1. If the killer had borrowed the gun, he might have felt compelled to ask the lender what to do with it before being told in no uncertain terms, ''get rid of it, get rid of it anywhere, just do it now!''.

2. There might just have been an element of low life cunning involved in where the gun was left. It was not certain that the gun would be found by the bus cleaner. If the gun had been found by a petty criminal looking for discarded swag (as did happen), he might have made the potentially disastrous decision to keep it. If arrested some time later for some other crime and the gun found on him or at his gaff, I'm not convinced how readily acceptable would have been his cry of ''I got it from the backseat of a bus, Mr Acott, honest!''.
Good points, OneRound - and Alfie.

As you know, I have also speculated that Hanratty left the gun in one of his usual hiding places - the London bus - just before haring up to Liverpool, with the express purpose of putting as much distance, but as little time as possible between the two events.

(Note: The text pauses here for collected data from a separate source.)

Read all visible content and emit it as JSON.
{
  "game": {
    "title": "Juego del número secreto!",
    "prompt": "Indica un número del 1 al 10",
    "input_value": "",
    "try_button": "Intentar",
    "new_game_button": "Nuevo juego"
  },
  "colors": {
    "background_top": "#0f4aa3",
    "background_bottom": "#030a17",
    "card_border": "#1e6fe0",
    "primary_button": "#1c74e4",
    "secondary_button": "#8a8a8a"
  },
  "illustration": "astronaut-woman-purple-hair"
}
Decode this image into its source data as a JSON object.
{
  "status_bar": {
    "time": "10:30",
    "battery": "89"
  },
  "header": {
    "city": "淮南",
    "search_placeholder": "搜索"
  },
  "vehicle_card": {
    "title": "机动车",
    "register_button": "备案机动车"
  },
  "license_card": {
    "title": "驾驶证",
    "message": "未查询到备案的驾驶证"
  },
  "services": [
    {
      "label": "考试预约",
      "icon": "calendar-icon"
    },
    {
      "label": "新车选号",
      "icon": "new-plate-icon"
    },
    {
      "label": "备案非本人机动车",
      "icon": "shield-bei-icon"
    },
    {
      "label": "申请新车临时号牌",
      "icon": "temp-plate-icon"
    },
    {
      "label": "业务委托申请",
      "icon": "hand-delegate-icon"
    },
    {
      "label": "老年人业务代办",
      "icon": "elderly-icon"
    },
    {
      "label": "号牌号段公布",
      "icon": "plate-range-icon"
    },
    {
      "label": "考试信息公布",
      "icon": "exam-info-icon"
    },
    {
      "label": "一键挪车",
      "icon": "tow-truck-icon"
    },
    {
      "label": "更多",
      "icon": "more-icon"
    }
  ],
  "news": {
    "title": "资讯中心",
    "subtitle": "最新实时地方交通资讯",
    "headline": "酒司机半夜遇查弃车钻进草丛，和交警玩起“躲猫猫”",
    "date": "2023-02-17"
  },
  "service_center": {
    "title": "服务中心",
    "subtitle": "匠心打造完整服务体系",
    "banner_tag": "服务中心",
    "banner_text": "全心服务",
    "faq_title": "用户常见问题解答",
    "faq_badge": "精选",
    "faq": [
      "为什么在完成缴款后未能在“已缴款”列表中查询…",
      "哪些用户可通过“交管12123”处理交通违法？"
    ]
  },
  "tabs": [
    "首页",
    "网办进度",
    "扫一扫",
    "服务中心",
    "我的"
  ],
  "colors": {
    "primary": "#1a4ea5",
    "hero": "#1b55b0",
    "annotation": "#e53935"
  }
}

As it happened it would nearly have worked, since the discovery was made in London at around the same time he was sending that telegram from Liverpool. Assuming he was the gunman, and never set out to use it, it was all about setting up alibis for himself from that night onwards: one for all the time spent with the couple; another for the drive back down to London; and one for luck - the deliberate disposal of the gun there. If there had been reasonable doubt that he could have been in London at all that week, after the Monday, there would have been reasonable doubt that he was ever on that bus, hiding the murder weapon.

Naturally, had your petty criminal found and made off with the gun instead, Hanratty would have been better off in the long run if it was later found on that person, or found with that person's fingerprints on it.